Vor einer Kneipe auf der anderen Straßenseite standen vier angetrunkene junge Männer, die ihn aufmerksam beobachteten und Dinge riefen, die Günther nicht verstand. Er blickte zu ihnen und lächelte. Sie lächelten nicht zurück. Mit schnellen Schritten liefen sie auf ihn zu. Alles ging sehr schnell. Günther blieb keine Chance, die Flucht zu ergreifen, noch nicht einmal, sich wenigstens zur Wehr zu setzen. Sie prügelten einfach so auf ihn ein und er ließ es über sich ergehen. Mit blanken Fäusten und auch mit Schlagringen versehen, prügelten sie auf ihn ein. Er ging zu Boden und spürte die Tritte der mit Stahlkappen versehenen Doc Martens’. Er hörte sich brüllen und schreien vor Schmerzen. Und das letzte, woran er gedacht hatte, war:
>> Jetzt weiß ich, was viele meiner Brüder erleiden mussten und noch immer müssen. Gott schütze sie, schütze sie alle. Mich auch. <<
Er schloss die Augen und einen Moment später hatten sie aufgehört. Ihm kam es vor, als hätte er Stunden dort gelegen, bis ein Krankenwagen kam und die Sanitäter seinen blutüberströmten Körper auf die Bahre luden.
Er überlebte den Angriff, allerdings waren die Verletzungen fatal. Kaum das er sein neues ICH akzeptierte, musste er solche Qualen erleiden. Doch er empfand keinen Hass für die Täter. Sie waren dumm, dachte er. Und er erinnerte sich daran, dass er noch gestern von Dummheit geprägt war. Jetzt war diese Dummheit von ihm gewichen und er empfand es als gut. Er musste niemanden hassen, niemand müsste überhaupt hassen. Jeder war so wie er war. Diese Worte seines Hausarztes lagen plötzlich wieder in seinen Ohren. Und er verstand den Sinn dieser Worte. Es gab keinen Grund, nicht mit sich in reinem zu sein. Also gab es auch keinen solchen Grund, wenn er andere Menschen betrachtete. Die Welt ist voller Fehler, weil sie voller Menschen ist. Trotzdem ist sie wunderschön, empfand er, wie er es nie zuvor betrachtet hatte. Endlich ergab für ihn vieles einen Sinn. Und der seines Lebens bestand für ihn darin zu entdecken, was er nie zuvor entdeckt hatte, oder gar nicht entdecken wollte. Und er dachte an seine vielen Brüder und Schwestern, die er nie als solche empfunden hatte. >> Jetzt <<, dachte er bei sich, >> ist es an der Zeit, in die Welt zu ziehen und meine Leute kennen zu lernen. Und ihnen zu helfen, sich selbst zu finden, wie ich mich selbst gefunden habe. <<
Und er lernte sie im Laufe der Jahre kennen, und er half ihnen, den Weg zur Toleranz zu finden, und er zeigte ihnen den Sinn, der in ihren Leben ****.

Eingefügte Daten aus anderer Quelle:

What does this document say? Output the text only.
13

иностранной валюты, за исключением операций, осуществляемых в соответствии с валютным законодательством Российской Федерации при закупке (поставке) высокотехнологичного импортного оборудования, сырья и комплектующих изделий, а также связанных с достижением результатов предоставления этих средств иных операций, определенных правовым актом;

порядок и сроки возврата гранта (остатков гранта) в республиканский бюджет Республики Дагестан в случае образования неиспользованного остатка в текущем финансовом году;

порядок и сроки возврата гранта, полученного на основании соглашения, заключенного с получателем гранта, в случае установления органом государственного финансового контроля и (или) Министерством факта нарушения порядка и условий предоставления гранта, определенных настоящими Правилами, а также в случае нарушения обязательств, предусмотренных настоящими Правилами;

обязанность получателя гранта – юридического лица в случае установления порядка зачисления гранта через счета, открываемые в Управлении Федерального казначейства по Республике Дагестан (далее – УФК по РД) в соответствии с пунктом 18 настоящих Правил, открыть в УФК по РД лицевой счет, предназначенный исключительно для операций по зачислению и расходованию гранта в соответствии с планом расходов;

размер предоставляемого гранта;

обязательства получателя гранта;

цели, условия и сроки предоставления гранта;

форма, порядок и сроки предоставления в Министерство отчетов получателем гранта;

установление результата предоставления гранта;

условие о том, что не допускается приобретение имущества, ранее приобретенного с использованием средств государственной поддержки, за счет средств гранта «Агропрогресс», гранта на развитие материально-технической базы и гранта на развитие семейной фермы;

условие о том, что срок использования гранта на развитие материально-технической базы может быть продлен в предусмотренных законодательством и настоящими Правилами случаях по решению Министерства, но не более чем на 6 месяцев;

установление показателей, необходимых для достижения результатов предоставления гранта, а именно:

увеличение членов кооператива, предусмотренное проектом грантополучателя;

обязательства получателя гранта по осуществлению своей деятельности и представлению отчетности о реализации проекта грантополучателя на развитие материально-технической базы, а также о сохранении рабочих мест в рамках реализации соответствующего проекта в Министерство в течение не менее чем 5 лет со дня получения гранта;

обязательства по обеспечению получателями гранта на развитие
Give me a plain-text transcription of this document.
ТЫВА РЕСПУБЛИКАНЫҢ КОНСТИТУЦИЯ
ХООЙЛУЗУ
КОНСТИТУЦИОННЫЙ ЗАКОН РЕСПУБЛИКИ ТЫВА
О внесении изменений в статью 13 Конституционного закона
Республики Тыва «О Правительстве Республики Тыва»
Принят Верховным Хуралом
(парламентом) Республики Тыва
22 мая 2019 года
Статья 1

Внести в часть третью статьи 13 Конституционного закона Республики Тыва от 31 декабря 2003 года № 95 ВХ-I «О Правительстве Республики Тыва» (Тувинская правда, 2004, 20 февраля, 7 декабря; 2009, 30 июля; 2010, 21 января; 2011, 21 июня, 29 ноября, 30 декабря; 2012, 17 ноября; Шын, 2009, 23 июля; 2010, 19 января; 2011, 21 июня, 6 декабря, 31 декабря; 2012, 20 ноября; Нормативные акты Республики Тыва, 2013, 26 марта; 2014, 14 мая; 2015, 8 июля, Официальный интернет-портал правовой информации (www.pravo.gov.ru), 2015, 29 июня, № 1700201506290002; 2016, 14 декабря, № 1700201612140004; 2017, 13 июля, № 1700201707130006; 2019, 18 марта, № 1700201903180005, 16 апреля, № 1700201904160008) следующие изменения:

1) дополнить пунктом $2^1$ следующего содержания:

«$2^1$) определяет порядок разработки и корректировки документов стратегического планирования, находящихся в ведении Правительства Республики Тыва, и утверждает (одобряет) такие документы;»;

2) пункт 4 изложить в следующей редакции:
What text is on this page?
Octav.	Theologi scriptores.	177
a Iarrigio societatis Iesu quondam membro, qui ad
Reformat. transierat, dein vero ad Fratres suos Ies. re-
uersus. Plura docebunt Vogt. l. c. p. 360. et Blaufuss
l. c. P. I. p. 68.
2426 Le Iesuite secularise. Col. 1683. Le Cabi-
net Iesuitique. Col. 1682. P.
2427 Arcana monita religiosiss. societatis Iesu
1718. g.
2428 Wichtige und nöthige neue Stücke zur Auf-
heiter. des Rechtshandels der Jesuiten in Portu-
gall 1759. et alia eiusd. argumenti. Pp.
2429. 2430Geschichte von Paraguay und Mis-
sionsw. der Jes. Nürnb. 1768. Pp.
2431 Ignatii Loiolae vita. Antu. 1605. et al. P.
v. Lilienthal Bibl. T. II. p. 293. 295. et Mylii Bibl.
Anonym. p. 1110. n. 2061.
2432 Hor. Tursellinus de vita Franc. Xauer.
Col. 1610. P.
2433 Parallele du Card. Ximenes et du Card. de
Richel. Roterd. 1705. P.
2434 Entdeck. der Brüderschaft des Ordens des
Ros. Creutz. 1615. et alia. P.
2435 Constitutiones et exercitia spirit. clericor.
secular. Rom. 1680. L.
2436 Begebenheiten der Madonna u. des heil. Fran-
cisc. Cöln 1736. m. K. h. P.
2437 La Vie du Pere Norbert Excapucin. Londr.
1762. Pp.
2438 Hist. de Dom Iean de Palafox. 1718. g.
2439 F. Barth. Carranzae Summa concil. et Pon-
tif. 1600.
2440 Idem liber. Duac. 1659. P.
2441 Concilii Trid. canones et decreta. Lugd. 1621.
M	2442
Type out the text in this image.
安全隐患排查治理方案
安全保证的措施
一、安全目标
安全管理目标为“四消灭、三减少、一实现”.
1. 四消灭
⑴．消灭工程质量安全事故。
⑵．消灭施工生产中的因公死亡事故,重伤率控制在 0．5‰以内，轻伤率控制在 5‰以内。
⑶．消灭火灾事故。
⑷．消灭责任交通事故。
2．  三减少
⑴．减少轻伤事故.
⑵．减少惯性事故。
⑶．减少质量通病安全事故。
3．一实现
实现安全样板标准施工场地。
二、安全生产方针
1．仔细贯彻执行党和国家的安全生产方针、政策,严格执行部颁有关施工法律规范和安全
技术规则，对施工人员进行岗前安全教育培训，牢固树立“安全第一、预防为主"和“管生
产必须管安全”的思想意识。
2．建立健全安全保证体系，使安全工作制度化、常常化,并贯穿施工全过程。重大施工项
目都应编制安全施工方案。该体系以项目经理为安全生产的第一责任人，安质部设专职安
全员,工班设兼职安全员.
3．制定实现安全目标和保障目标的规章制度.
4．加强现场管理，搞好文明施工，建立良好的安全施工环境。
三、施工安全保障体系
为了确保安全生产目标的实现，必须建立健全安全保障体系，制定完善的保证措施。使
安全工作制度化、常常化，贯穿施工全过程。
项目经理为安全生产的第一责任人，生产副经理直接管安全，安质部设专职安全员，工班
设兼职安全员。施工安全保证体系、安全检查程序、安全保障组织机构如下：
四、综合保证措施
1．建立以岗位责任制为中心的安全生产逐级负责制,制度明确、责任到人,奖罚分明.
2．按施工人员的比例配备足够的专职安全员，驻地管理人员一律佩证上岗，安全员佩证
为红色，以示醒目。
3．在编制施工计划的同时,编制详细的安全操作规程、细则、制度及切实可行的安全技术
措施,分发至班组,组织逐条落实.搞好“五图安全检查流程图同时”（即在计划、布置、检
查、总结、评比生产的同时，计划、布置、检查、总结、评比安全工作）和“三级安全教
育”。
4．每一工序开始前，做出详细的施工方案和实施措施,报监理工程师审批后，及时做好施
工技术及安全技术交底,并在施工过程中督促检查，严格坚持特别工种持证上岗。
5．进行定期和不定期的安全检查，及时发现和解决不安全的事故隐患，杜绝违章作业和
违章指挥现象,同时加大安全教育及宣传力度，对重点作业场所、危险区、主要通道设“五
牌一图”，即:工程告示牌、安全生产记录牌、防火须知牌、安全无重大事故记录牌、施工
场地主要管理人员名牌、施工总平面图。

Und er lebte den Rest seines Lebens mit Freuden, weil er erkannt hatte, dass Fremdartigkeit nirgendwo existiert. Wir alle sind Menschen und wir tun und denken alle dasselbe. In uns sind wir alle schwarz und gelb und rot und weiß. Und wenn wir ganz genau hinsehen, können wir das auch in allen Menschen um uns herum entdecken. Und wir verstehen dann vielleicht auch die Geschichten, die uns in ihren Augen begegnen.